1969. Young Ko Chun is saved from life as a crippled street beggarby a mysterious godfather. 1986. Ko Chun is part of a three person team of professional gamblers. Meanwhile, Sister Seven has just recruited Vietnamese martial arts expert Lung Ng as her bodyguard. A private card game brings the two together, leading to events which will define Ko Chun as the God of Gamblers we know and love in the first two films of this series. You'd think any film that tries to put another actor in one of Chow Yun Fat's most famous roles is doomed to fail, but this one came out pretty good. The story is similar to the first two films - Wong Jing does whatever he wants for the first 90 minutes, then ties it all up with a clever explanation in the last 10. Production values are high, providing for a nice polished look to the film. Jordan Chan takes on the role of an action star quite well, and Anita does a good job with her role too. Other performances are on par; Leon doesn't add anything new to the character, but doesn't embarass himself either. Trivia buffs take note; this film explains everything about Ko Chun, from his predilection for chocolate to why he wears a jade ring on his pinky to why he gels his hair.

Reviewed by: spinali
Date: 12/08/1999
Summary: NULL

This prequel to God of Gamblers plays almost like a remake of the influential original (also by director Wong Jing); and in its own way, it's more satisfying.
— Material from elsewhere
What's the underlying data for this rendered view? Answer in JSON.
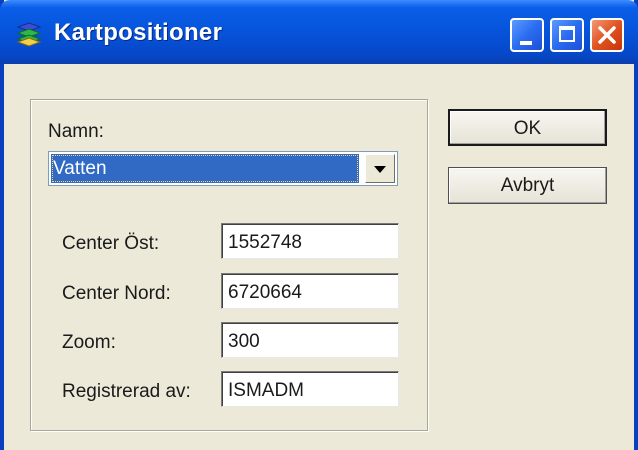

Sister Seven (Anita Yuen) is the daughter of a minor triad chieftain; Ko Chan (Leon Lai) is a gambling master whose specialty is poker, and he's been tutored by the Southeast Asian God of Gamblers on technical and psychological techniques; Love Ngo (Jordan Chan) is the sullen Vietnamese hitman who'll do anything for Sister Suen for just a bowl of rice; and cute Kent Kg (Gigi Leung) is master of manipulating dice, a gal who knows the values just by listening to the dice jingle. In a double-cross, Ko Chun is shot in the head by his mentor (with a gun disguised as a roll of lipstick -- I don't want to think about why a grown man would be carrying lipstick in the first place). The only thing that brings Chun back to full awareness is cheesecake (Moe! Larry! Cheese! -- it's amazing how different cultures independently come up with the same gags), his first step to the God of Gamblers World Competition in Law Vegas. Leon Lai has been developing quite a name for himself as a proficient actor; the story itself is favored with the starts and stops of your average poker game. Chow Yun-Fat doesn't appear until the very end, but with the inherent merits of this one, I'm not sure if it matters all that much.